Pierce maldijo al oír que llamaban a la puerta.

– ¿Por qué no conviertes en un sapo al que se haya atrevido a interrumpirnos? -le sugirió Ryan. Luego suspiró y apoyó la cabeza sobre un hombro de Pierce-. No, supongo que sería poco cortés.

– Pues a mí no me parece mal -contestó él y Ryan soltó una risotada.

– Yo contesto. Me remordería la conciencia haberte dado la idea -dijo. Al ver que Pierce se abrochaba el botón superior de la camisa, Ryan enarcó una ceja-. No olvidarás lo que estabas pensando mientras lo echo, ¿no?

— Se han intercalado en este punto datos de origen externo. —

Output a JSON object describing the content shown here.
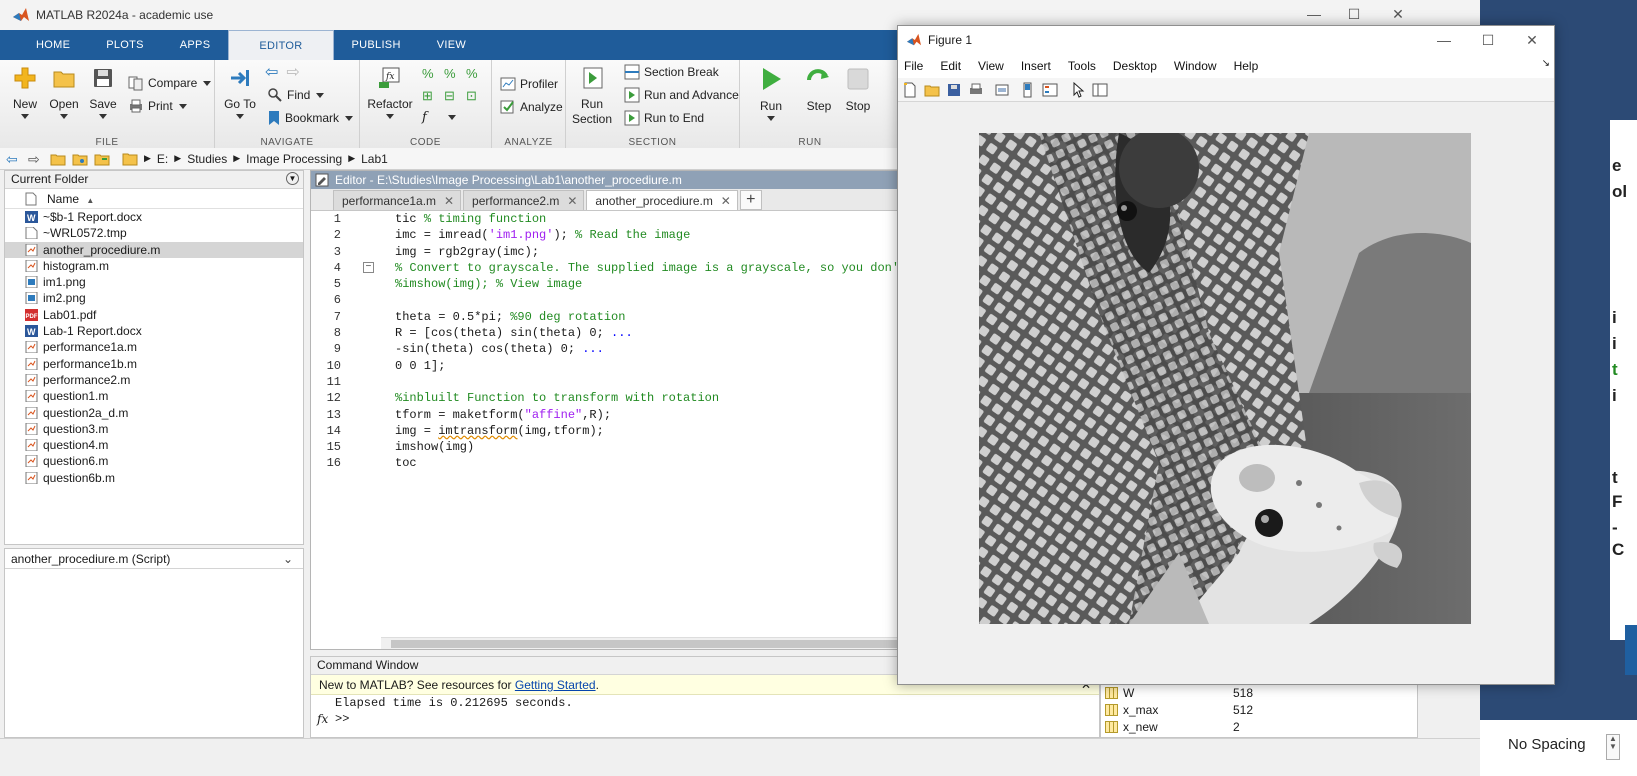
{
  "matlab": {
    "title": "MATLAB R2024a - academic use",
    "tabs": [
      "HOME",
      "PLOTS",
      "APPS",
      "EDITOR",
      "PUBLISH",
      "VIEW"
    ],
    "active_tab": "EDITOR",
    "ribbon": {
      "file": {
        "label": "FILE",
        "new": "New",
        "open": "Open",
        "save": "Save",
        "compare": "Compare",
        "print": "Print"
      },
      "navigate": {
        "label": "NAVIGATE",
        "goto": "Go To",
        "find": "Find",
        "bookmark": "Bookmark"
      },
      "code": {
        "label": "CODE",
        "refactor": "Refactor"
      },
      "analyze": {
        "label": "ANALYZE",
        "profiler": "Profiler",
        "analyze": "Analyze"
      },
      "section": {
        "label": "SECTION",
        "run_section": "Run Section",
        "section_break": "Section Break",
        "run_advance": "Run and Advance",
        "run_end": "Run to End"
      },
      "run": {
        "label": "RUN",
        "run": "Run",
        "step": "Step",
        "stop": "Stop"
      }
    },
    "path": [
      "E:",
      "Studies",
      "Image Processing",
      "Lab1"
    ],
    "current_folder": {
      "title": "Current Folder",
      "column": "Name",
      "files": [
        {
          "name": "~$b-1 Report.docx",
          "type": "word"
        },
        {
          "name": "~WRL0572.tmp",
          "type": "tmp"
        },
        {
          "name": "another_procediure.m",
          "type": "m"
        },
        {
          "name": "histogram.m",
          "type": "m"
        },
        {
          "name": "im1.png",
          "type": "png"
        },
        {
          "name": "im2.png",
          "type": "png"
        },
        {
          "name": "Lab01.pdf",
          "type": "pdf"
        },
        {
          "name": "Lab-1 Report.docx",
          "type": "word"
        },
        {
          "name": "performance1a.m",
          "type": "m"
        },
        {
          "name": "performance1b.m",
          "type": "m"
        },
        {
          "name": "performance2.m",
          "type": "m"
        },
        {
          "name": "question1.m",
          "type": "m"
        },
        {
          "name": "question2a_d.m",
          "type": "m"
        },
        {
          "name": "question3.m",
          "type": "m"
        },
        {
          "name": "question4.m",
          "type": "m"
        },
        {
          "name": "question6.m",
          "type": "m"
        },
        {
          "name": "question6b.m",
          "type": "m"
        }
      ],
      "selected": "another_procediure.m"
    },
    "details": "another_procediure.m  (Script)",
    "editor": {
      "title": "Editor - E:\\Studies\\Image Processing\\Lab1\\another_procediure.m",
      "tabs": [
        "performance1a.m",
        "performance2.m",
        "another_procediure.m"
      ],
      "active_tab": "another_procediure.m",
      "add_tab": "+"
    },
    "command_window": {
      "title": "Command Window",
      "notice": "New to MATLAB? See resources for ",
      "notice_link": "Getting Started",
      "notice_end": ".",
      "output": "Elapsed time is 0.212695 seconds.",
      "prompt": ">>",
      "fx": "fx"
    },
    "workspace": [
      {
        "name": "W",
        "value": "518"
      },
      {
        "name": "x_max",
        "value": "512"
      },
      {
        "name": "x_new",
        "value": "2"
      }
    ]
  },
  "figure": {
    "title": "Figure 1",
    "menu": [
      "File",
      "Edit",
      "View",
      "Insert",
      "Tools",
      "Desktop",
      "Window",
      "Help"
    ]
  },
  "background": {
    "no_spacing": "No Spacing",
    "doc_letters": [
      "e",
      "ol",
      "i",
      "i",
      "t",
      "i",
      "t",
      "F",
      "-",
      "C"
    ]
  },
  "colors": {
    "accent": "#1f5c9a",
    "comment": "#228b22",
    "string": "#a020f0",
    "link": "#0645ad"
  }
}
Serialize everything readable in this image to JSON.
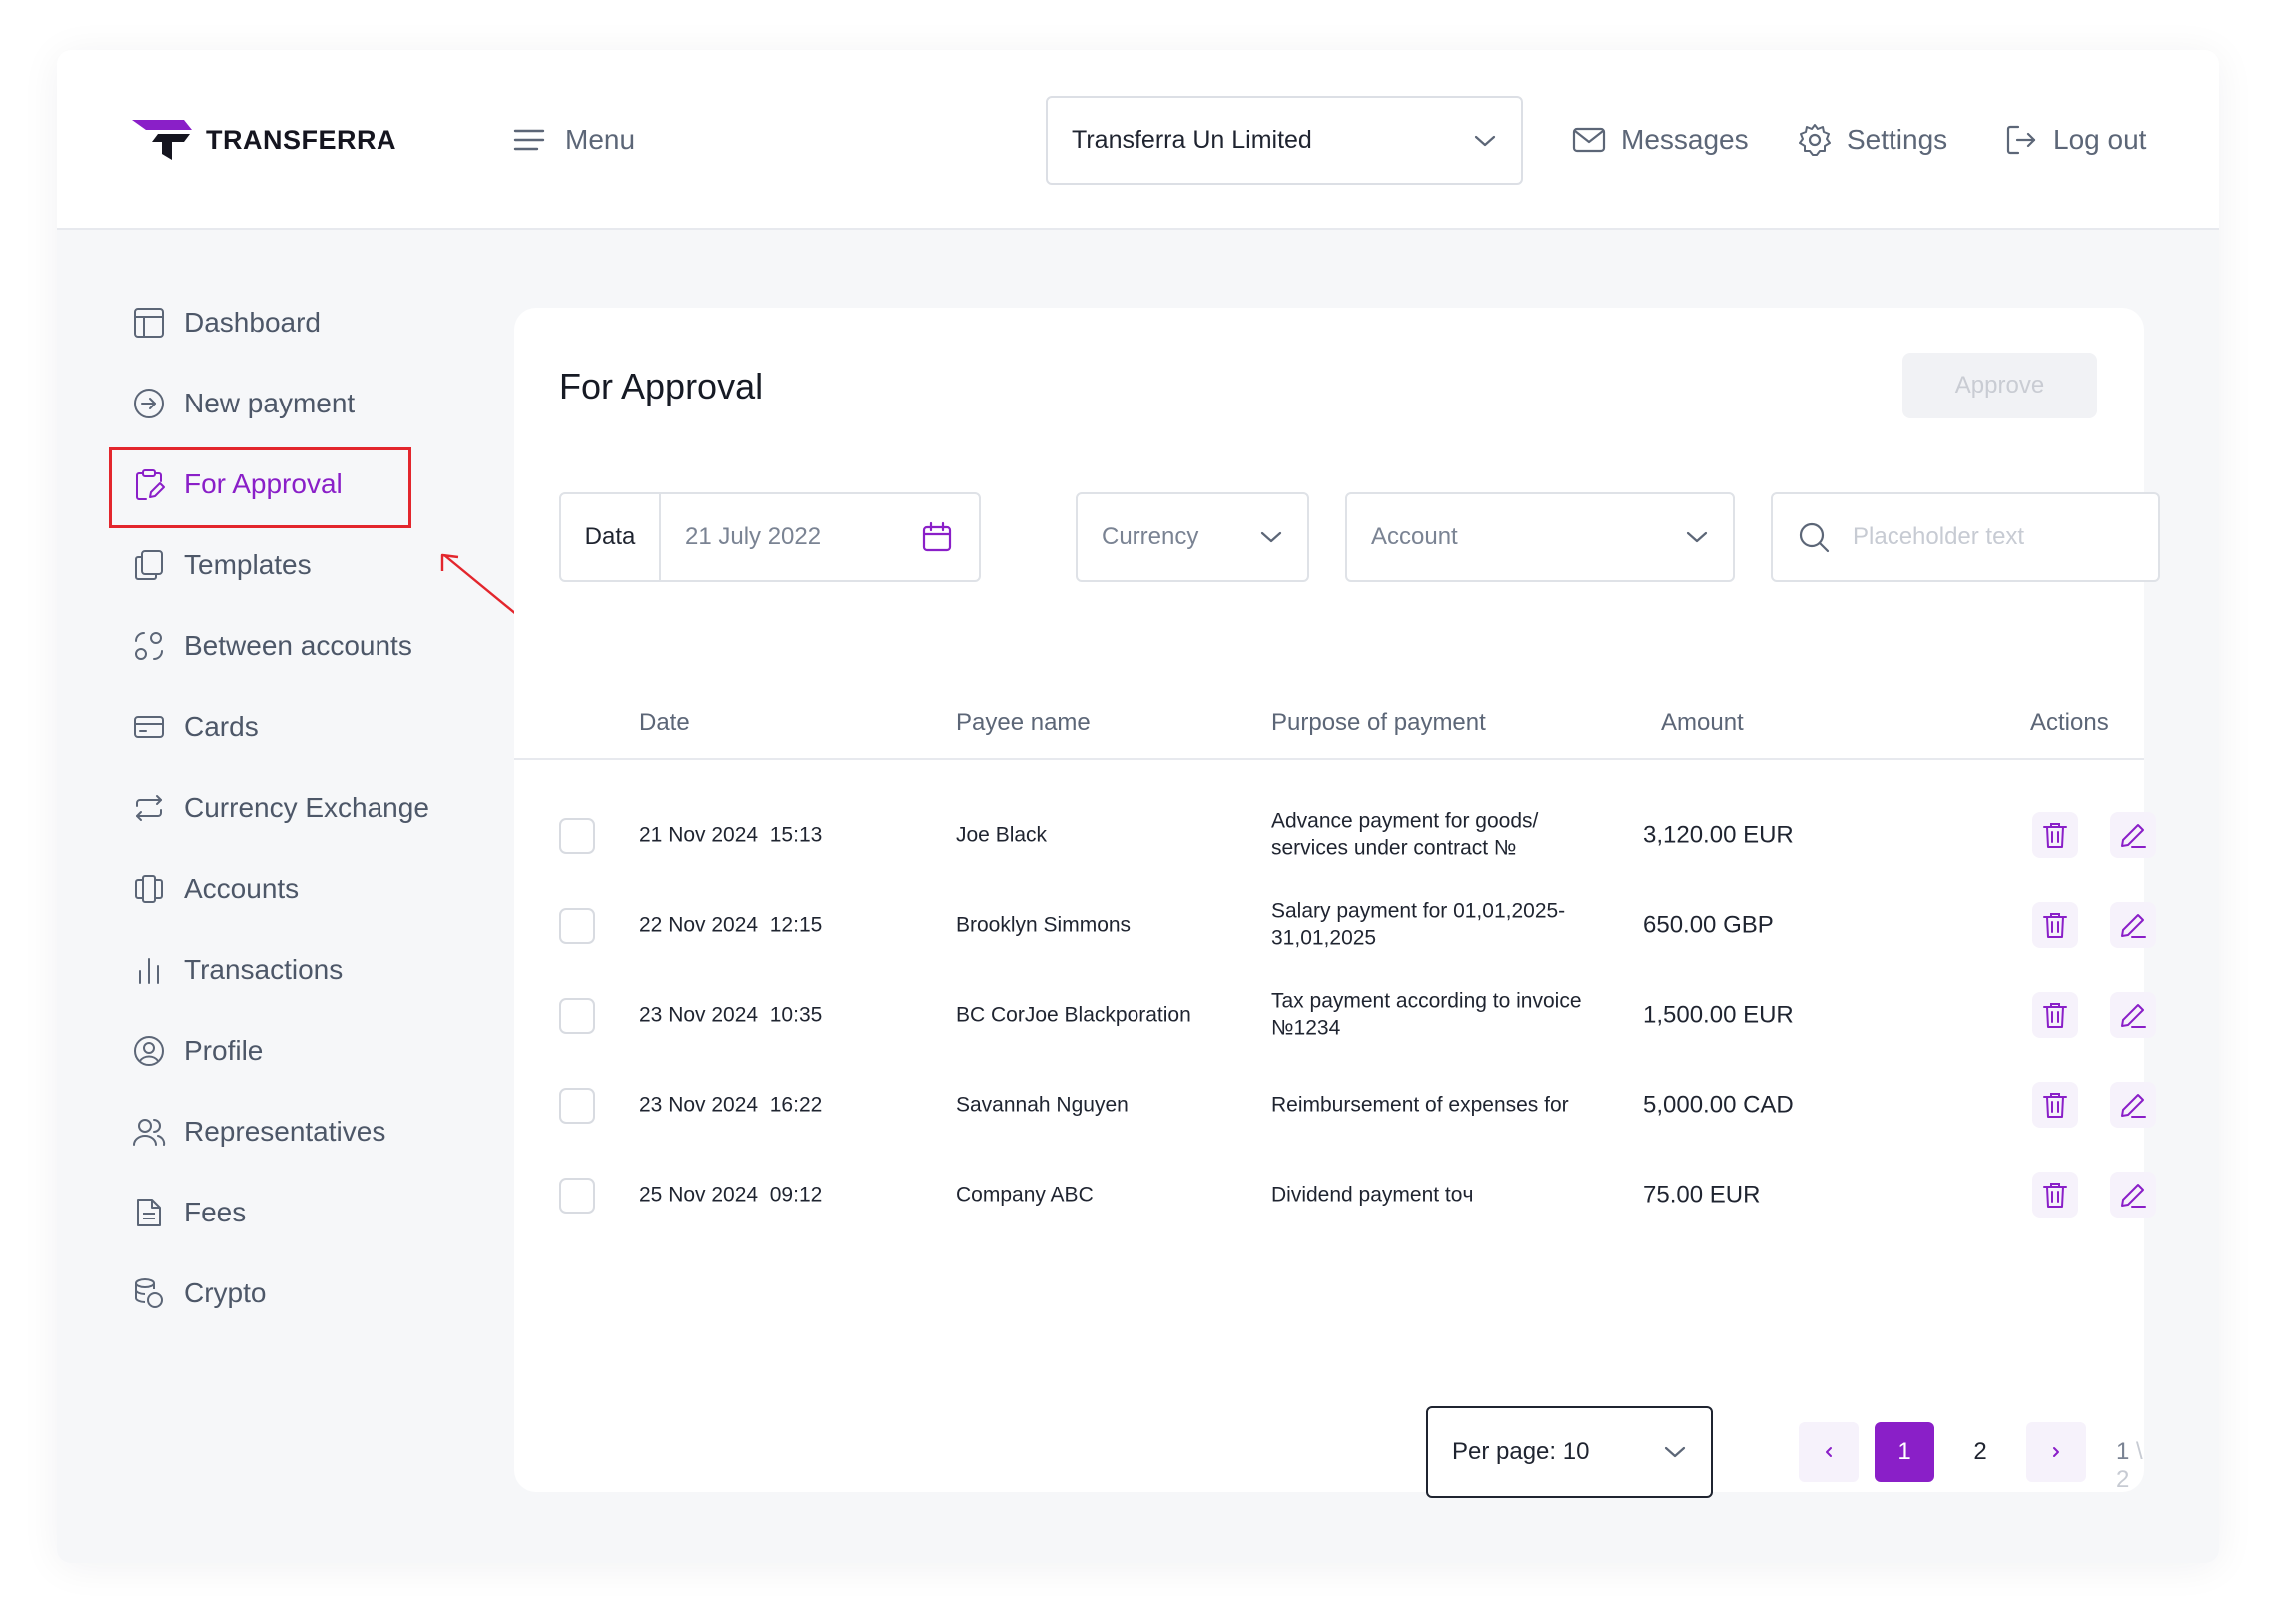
{
  "header": {
    "logo_text": "TRANSFERRA",
    "menu_label": "Menu",
    "company": "Transferra Un Limited",
    "messages_label": "Messages",
    "settings_label": "Settings",
    "logout_label": "Log out"
  },
  "sidebar": {
    "items": [
      {
        "label": "Dashboard",
        "icon": "dashboard-icon"
      },
      {
        "label": "New payment",
        "icon": "arrow-circle-icon"
      },
      {
        "label": "For Approval",
        "icon": "clipboard-edit-icon",
        "active": true
      },
      {
        "label": "Templates",
        "icon": "copy-icon"
      },
      {
        "label": "Between accounts",
        "icon": "exchange-nodes-icon"
      },
      {
        "label": "Cards",
        "icon": "card-icon"
      },
      {
        "label": "Currency Exchange",
        "icon": "repeat-icon"
      },
      {
        "label": "Accounts",
        "icon": "accounts-icon"
      },
      {
        "label": "Transactions",
        "icon": "bars-icon"
      },
      {
        "label": "Profile",
        "icon": "user-circle-icon"
      },
      {
        "label": "Representatives",
        "icon": "users-icon"
      },
      {
        "label": "Fees",
        "icon": "document-icon"
      },
      {
        "label": "Crypto",
        "icon": "coins-icon"
      }
    ]
  },
  "main": {
    "title": "For Approval",
    "approve_label": "Approve",
    "filters": {
      "date_label": "Data",
      "date_value": "21 July 2022",
      "currency_placeholder": "Currency",
      "account_placeholder": "Account",
      "search_placeholder": "Placeholder text"
    },
    "columns": [
      "Date",
      "Payee name",
      "Purpose of payment",
      "Amount",
      "Actions"
    ],
    "rows": [
      {
        "date": "21 Nov 2024  15:13",
        "payee": "Joe Black",
        "purpose": "Advance payment for goods/ services under contract №",
        "amount": "3,120.00 EUR"
      },
      {
        "date": "22 Nov 2024  12:15",
        "payee": "Brooklyn Simmons",
        "purpose": "Salary payment for 01,01,2025-31,01,2025",
        "amount": "650.00 GBP"
      },
      {
        "date": "23 Nov 2024  10:35",
        "payee": "BC CorJoe Blackporation",
        "purpose": "Tax payment according to invoice №1234",
        "amount": "1,500.00 EUR"
      },
      {
        "date": "23 Nov 2024  16:22",
        "payee": "Savannah Nguyen",
        "purpose": "Reimbursement of expenses for",
        "amount": "5,000.00 CAD"
      },
      {
        "date": "25 Nov 2024  09:12",
        "payee": "Company ABC",
        "purpose": "Dividend payment toч",
        "amount": "75.00 EUR"
      }
    ],
    "pagination": {
      "per_page_label": "Per page: 10",
      "pages": [
        "1",
        "2"
      ],
      "current": "1",
      "info_current": "1",
      "info_sep_total": "\\ 2"
    }
  },
  "colors": {
    "accent": "#8a1fc8",
    "annotation": "#e3262d"
  }
}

– Tengo muy buena memoria -dijo Pierce sonriente. Luego la soltó y la miró caminar hacia la puerta. El vestido no había sido elección de la señorita Swan, decidió, como confirmando lo que Ryan había pensado mientras se vestía.

– Un paquete para usted, señorita Swan.

Ryan aceptó la cajita, envuelta con papel de regalo, y la tarjeta que le entregó el mensajero.

– Gracias.

Después de cerrar la puerta, dejó el paquete sobre una mesa y abrió el sobre de la tarjeta. La nota era breve estaba escrita a máquina:

Ryan:

Conforme con tu informe. A falta de una revisión exhaustiva cuando vuelvas. Reunión dentro de una semana a partir e hoy. Feliz cumpleaños.